Unfortunately, the one I saw for $200 USD somehow converts to $700 AUD?!

I'm looking for around the $200-$450 price range (preferably on the lower end)
Size: 24/27inch
Resolution: 1080p or higher.
Good colour? I'm not really sure what constitutes as this.

I saw there was a deal on dell monitors and was currently looking at this one:
https://www.dell.com/en-au/shop/dell-ultrasharp-24-monitor-u…

I was just wondering if anyone had any knowledge they could way in on this topic with?

Kind Regards.

Comments

  • Suggest the following 27" 4K screen for $349:

    https://www.dell.com/en-au/shop/dell-27-4k-uhd-monitor-s2721…

    These have 99% sRGB which is excellent for the current asking price. You'd be looking at spending $2k-5K for specialised colour accurate screens such as the EIZO:

    https://imagescience.com.au/products/monitors/eizo-coloredge…

  • Does he plan on making prints of the photos he edits, or will the photos only ever be seen online?

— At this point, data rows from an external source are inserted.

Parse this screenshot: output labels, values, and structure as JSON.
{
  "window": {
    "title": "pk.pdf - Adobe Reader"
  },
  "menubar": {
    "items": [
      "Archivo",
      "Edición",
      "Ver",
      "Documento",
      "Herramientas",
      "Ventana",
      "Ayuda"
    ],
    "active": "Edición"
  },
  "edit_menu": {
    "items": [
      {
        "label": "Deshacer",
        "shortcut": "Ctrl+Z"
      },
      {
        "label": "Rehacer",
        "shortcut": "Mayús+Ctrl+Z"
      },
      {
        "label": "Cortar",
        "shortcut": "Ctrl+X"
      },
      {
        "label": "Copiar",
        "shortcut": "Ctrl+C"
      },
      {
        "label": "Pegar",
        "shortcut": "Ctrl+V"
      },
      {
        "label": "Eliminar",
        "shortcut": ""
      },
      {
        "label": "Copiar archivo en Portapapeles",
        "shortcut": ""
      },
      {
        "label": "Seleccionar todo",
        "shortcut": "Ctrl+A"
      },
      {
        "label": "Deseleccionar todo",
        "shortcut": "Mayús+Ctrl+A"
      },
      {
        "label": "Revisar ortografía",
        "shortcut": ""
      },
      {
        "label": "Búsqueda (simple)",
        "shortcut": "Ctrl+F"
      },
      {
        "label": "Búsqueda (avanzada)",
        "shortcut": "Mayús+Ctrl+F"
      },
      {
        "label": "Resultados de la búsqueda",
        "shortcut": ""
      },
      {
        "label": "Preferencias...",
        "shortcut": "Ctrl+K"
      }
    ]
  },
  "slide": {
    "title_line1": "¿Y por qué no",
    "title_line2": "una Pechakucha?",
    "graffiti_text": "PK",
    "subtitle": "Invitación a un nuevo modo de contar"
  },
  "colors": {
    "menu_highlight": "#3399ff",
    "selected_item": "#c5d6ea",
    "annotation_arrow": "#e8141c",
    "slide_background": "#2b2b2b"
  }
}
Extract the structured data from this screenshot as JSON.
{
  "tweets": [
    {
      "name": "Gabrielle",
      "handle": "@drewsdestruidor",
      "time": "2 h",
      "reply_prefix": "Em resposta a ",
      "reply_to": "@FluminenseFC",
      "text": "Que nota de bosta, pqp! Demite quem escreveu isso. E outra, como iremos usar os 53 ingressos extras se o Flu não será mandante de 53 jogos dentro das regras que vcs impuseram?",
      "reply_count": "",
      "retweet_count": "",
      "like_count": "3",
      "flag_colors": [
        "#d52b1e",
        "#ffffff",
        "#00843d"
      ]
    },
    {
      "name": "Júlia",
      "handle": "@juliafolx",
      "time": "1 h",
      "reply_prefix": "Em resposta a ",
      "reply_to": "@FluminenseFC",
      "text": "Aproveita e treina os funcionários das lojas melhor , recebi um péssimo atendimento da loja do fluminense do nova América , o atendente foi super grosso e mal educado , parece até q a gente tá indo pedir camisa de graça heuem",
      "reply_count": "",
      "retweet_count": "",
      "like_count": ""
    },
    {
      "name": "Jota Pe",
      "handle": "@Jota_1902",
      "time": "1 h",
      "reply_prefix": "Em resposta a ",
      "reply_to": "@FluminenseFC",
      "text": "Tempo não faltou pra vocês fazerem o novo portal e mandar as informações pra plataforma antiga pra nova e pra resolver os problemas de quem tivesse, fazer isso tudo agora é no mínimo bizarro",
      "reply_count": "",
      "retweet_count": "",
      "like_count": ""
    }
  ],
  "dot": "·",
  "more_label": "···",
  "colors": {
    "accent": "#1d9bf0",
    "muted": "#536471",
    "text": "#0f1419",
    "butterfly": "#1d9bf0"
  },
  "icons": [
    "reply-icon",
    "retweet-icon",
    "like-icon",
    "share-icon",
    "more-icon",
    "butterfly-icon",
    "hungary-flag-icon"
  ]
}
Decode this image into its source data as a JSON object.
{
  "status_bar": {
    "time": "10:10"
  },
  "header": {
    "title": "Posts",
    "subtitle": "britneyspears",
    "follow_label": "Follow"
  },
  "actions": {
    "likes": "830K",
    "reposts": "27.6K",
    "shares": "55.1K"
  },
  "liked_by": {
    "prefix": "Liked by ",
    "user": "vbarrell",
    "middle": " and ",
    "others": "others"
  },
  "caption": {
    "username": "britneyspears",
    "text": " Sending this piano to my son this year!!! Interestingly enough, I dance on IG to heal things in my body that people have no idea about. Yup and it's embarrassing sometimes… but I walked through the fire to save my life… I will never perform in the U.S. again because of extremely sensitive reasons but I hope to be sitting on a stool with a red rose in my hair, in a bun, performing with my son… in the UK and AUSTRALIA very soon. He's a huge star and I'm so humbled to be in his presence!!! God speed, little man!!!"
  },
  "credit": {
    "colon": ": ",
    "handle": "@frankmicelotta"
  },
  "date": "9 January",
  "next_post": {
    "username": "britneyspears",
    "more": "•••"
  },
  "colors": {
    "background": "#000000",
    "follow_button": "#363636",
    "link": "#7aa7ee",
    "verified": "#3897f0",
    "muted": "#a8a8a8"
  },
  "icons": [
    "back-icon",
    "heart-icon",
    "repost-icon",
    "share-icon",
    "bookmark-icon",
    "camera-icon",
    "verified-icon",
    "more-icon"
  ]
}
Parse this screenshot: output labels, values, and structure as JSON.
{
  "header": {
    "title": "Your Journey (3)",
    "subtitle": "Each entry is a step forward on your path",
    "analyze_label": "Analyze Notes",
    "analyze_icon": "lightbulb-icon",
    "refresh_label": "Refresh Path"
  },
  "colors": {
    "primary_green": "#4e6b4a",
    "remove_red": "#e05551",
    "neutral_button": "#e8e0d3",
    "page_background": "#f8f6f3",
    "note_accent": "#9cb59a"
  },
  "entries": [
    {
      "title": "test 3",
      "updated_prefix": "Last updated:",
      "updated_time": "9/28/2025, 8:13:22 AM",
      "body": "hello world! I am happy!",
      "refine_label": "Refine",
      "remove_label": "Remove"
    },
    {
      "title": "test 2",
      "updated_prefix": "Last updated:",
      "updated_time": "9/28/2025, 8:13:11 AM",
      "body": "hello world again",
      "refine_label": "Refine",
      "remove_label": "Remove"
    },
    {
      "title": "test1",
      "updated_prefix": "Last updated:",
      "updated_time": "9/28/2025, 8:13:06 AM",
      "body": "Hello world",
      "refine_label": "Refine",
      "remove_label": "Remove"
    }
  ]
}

    • He'd like to make prints.

      • Then he probably doesn't want a gaming monitor whose lowest brightness setting is brighter than any print will be. Otherwise all his prints will be consistently too dark compared to the screen. You can profile your monitor darker, but it's easier when your monitor itself can actually go darker.

        • Then he probably doesn't want a gaming monitor whose lowest brightness setting is brighter than any print will be.

          Good to know thanks. So gaming monitors have brighter minimum brightness.
          Always use current old monitor at 0-10% brightness, how can you tell if it is low brightness screen? (IPS ? TN ? VA?)

          • @thebadmachine: I just know on some of mine you turn the brightness all the way down and it’s still noticibly brighter in a dark room than a more purpose built reference monitor. You can profile your monitor to look darker and you can calibrate your proofing in Adobe to match your print brightness. But I always find myself getting caught out when working on a bright monitor anyway. Very annoying when the photo is only going to be printed and isn’t destined for an online version anyway.

            • @AustriaBargain:

              Very annoying when the photo is only going to be printed and isn’t destined for an online version anyway.

              Yes I had this happen. Ordered a very large print, it looked just how I wanted on screen, but I receive a print so dark you can barely see.
              Thankfully they offer me a once off replacement print. So I corrected how I think it should look and it was fine.

              Maybe one way, is to always use the same monitor (for final editing) and then always know how it translates to real print.

              Regarding monitor though,
              Just need the same minimum brightness I have now, any brighter and it will be too harsh on eyes.

              For example the AOC in recent deal shows this in specification “Brightness (typical) 250”. So lower this number maybe lower minimum brightness.